Photos et vidéo à l'appui, GAIA (Groupe d'Action dans l'Intérêt des Animaux) met en avant les souffrances qu'endurent les animaux élevés pour leur fourrure. Des images, filmées clandestinement en Scandinavie et en Belgique, montrent les conditions déplorables dans lesquelles vivent les renards et les visons en captivité.
Blessés par automutilation
Dans ces élevages, les renards enfermés acquièrent un
comportement anormal. Ils deviennent nerveux et tournent sans
cesse en ronddans leur cage. Ce qui est, selon GAIA, " une preuve évidente de
souffrancementale et de mauvaise qualité de vie".
La réalité des visons est, quant à elle, encore plus cruelle.
Parfois à trois dans une même cage, ils survivent dans une
surface de 86 cm sur 30 ou 40 cm de hauteur, alors qu'ils sont habitués à
un territoire de quelques kilomètres carrés à proximité de l'eau.
Conséquence de cet enfermement? Les visons d'élevage s'automutilent, en se
mordant la queue à sang, et s'agressent entre eux.
D'autres, morts suite à leurs blessures et aux mauvaises conditions d'hygiène,
gisent dans leurs cages dont le sol est en caillebotis, surface inconfortable
mais très efficace pour évacuer rapidement les excréments.
Pour obtenir la fourrure, les éleveurs d'Europe tuent les animaux selon deux
méthodes. Attachés par une boucle autour de leur gueule, les renards subissent
une électrocution anale, puis buccale. Les visons sont, eux, gazés. Ils se
débattent et se heurtent en retour à la brutalité de certains éleveurs qui les
cognent contre les murs de la salle de gazage.
Hier, GAIA a présenté ces images au ministre en charge du Bien-Etre animal, Rudy
Demotte. Les résultats d'un sondage d'opinion, selon
lequel 79% des Belges seraient favorables à l'adoption d'une loi interdisant
l'élevage d'animaux pour leur fourrure, ont également été communiqués au
ministre. Rudy Demotte est resté sur sa réserve quant à une éventuelle abolition
en Belgique et a invité GAIA à lui fournir les preuves
d'éventuels mauvais traitements, auquel cas des sanctions seraient prises.

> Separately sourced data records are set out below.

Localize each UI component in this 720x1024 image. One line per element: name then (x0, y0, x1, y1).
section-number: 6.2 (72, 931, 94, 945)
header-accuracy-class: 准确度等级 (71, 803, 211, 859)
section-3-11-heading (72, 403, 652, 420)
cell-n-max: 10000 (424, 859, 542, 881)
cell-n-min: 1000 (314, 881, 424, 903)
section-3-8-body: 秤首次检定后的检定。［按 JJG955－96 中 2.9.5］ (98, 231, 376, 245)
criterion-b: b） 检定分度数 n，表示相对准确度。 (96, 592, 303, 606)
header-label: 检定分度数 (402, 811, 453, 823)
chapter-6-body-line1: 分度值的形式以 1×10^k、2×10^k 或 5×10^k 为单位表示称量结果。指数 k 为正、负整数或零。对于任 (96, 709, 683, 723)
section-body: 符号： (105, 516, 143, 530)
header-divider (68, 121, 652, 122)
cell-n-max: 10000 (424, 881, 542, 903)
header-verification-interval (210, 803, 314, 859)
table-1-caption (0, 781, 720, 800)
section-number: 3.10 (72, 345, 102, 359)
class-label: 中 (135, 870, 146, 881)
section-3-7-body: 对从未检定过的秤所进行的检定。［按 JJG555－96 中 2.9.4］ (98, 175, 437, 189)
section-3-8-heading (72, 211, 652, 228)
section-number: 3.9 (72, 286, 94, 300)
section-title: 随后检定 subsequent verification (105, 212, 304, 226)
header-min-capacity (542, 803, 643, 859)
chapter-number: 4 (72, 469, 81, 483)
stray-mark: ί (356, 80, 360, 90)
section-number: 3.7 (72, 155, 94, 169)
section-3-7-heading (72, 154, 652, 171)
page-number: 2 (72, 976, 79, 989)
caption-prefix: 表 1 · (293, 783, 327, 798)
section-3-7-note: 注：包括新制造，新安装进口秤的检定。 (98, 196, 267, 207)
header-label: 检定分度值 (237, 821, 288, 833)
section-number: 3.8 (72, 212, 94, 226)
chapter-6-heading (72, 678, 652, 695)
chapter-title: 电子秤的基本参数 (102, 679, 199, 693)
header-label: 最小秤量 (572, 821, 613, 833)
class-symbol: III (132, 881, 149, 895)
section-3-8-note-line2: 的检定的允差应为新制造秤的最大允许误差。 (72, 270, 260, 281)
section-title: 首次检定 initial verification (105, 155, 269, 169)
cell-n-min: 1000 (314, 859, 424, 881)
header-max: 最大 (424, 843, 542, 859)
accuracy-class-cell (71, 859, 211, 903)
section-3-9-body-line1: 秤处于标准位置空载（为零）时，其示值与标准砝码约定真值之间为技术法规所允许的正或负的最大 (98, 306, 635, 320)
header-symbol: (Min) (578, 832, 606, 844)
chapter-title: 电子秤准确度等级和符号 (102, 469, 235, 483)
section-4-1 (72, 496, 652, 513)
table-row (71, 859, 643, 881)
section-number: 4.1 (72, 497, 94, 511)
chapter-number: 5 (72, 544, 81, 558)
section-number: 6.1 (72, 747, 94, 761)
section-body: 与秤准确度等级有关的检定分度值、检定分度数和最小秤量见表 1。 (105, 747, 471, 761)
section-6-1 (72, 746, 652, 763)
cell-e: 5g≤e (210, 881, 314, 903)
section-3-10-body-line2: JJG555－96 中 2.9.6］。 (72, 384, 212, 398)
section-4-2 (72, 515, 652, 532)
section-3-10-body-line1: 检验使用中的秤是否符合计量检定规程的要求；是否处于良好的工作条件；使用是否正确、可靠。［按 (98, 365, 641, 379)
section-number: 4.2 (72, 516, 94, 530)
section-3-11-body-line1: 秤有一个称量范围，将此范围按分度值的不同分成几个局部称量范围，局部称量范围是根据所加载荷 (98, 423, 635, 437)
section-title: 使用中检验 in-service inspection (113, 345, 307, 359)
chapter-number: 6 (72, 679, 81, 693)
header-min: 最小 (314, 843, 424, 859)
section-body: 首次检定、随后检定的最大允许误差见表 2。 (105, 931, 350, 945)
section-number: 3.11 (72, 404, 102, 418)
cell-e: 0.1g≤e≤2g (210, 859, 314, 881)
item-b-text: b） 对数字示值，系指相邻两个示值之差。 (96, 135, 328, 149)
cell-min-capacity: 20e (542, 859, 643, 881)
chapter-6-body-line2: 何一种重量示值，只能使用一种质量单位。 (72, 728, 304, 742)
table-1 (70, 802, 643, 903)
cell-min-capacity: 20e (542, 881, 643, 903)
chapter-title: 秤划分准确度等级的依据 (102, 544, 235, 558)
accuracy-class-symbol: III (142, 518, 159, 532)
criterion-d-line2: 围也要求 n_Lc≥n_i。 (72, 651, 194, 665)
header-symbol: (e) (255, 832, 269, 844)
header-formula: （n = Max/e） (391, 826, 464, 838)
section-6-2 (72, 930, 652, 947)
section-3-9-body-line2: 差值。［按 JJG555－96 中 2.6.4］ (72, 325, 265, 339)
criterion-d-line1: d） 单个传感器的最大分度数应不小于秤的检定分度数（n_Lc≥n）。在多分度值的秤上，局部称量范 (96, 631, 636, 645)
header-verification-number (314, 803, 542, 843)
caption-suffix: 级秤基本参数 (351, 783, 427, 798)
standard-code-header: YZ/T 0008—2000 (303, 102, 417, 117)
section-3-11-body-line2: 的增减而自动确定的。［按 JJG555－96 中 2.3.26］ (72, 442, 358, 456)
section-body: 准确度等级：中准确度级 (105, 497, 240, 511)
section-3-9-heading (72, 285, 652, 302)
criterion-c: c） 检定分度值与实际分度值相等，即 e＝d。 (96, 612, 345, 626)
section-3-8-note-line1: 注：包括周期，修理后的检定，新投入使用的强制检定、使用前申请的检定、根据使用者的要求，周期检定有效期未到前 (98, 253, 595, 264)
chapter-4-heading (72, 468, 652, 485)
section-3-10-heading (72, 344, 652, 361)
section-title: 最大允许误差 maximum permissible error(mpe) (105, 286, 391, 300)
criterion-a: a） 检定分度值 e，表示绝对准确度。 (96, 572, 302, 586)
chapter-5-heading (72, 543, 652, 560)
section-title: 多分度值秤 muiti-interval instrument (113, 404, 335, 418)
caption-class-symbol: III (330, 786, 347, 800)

En Belgique, il existe 23 élevages de visons, tous situés en Flandre. Et si les
images ne pointent du doigt aucun éleveur en particulier, c'est parce que" ce
sont les mêmes partout", affirme GAIA.
"C'est toujours à nous qu'on s'en prend"
Incompréhension chez les éleveurs belges
AALTER La BEFFA, Association belge d'éleveurs d'animaux à fourrure, se défend de
toute souffrance infligée aux visons et aux renards. Nous avons rencontré dans
sa ferme d'élevage Marnix Van Laecke, président des éleveurs belges, qui se
défend: " A la base, une sélection importante est opérée. Si les animaux étaient
agressifs, on ne pourrait pas les garder. Ces blessures ne sont donc pas
possibles." Quant aux mises à mort atroces subies par les animaux à fourrure,
Marnix assure qu' "il n'y a pas de souffrance inutile, ils meurent tout de
suite, en suivant la réglementation en vigueur en Europe". De bonne foi, il nous
invite à faire le tour du propriétaire, un élevage où chaque année 10.000 jeunes
visons sont tués. Il nous apprend que la BEFFA est à
l'origine d'une demande de réglementation sur les conditions d'hygiène et les
dimensions des cages, mais que rien
n'a encore abouti.
Les jeunes visons sont généralement séparés de leur mère au bout de huit
semaines et sont ensuite isolés chacun dans une cage. Il arrive néanmoins que
certains restent avec leur maman, mais " cela ne provoque pas de bagarre",
ajoute-t-il. Quand on lui parle de l'automutilation de certains visons,
l'éleveur accuse Gaia d'utiliser de vieilles images, probablement pas filmées en
Belgique. " En 2002, explique-t-il, tous les élevages de Belgique ont subi un
contrôle de la part du ministère du Bien-Etre animal et tous respectaient le
bien-être des animaux, durant leur captivité et lors du gazage." Alors, quand on
demande à Marnix ce qu'il pense de la demande faite par Gaia au gouvernement
d'abolir ces élevages, il ne comprend pas. " Pour nous (les éleveurs), c'est
dur. C'est toujours à nous qu'on s'en prend." Il y a quelques années, des
groupes d'action, dont on ignore toujours l'identité, avaient mené des attaques
contre quatre élevages belges, en ouvrant notamment les cages des visons.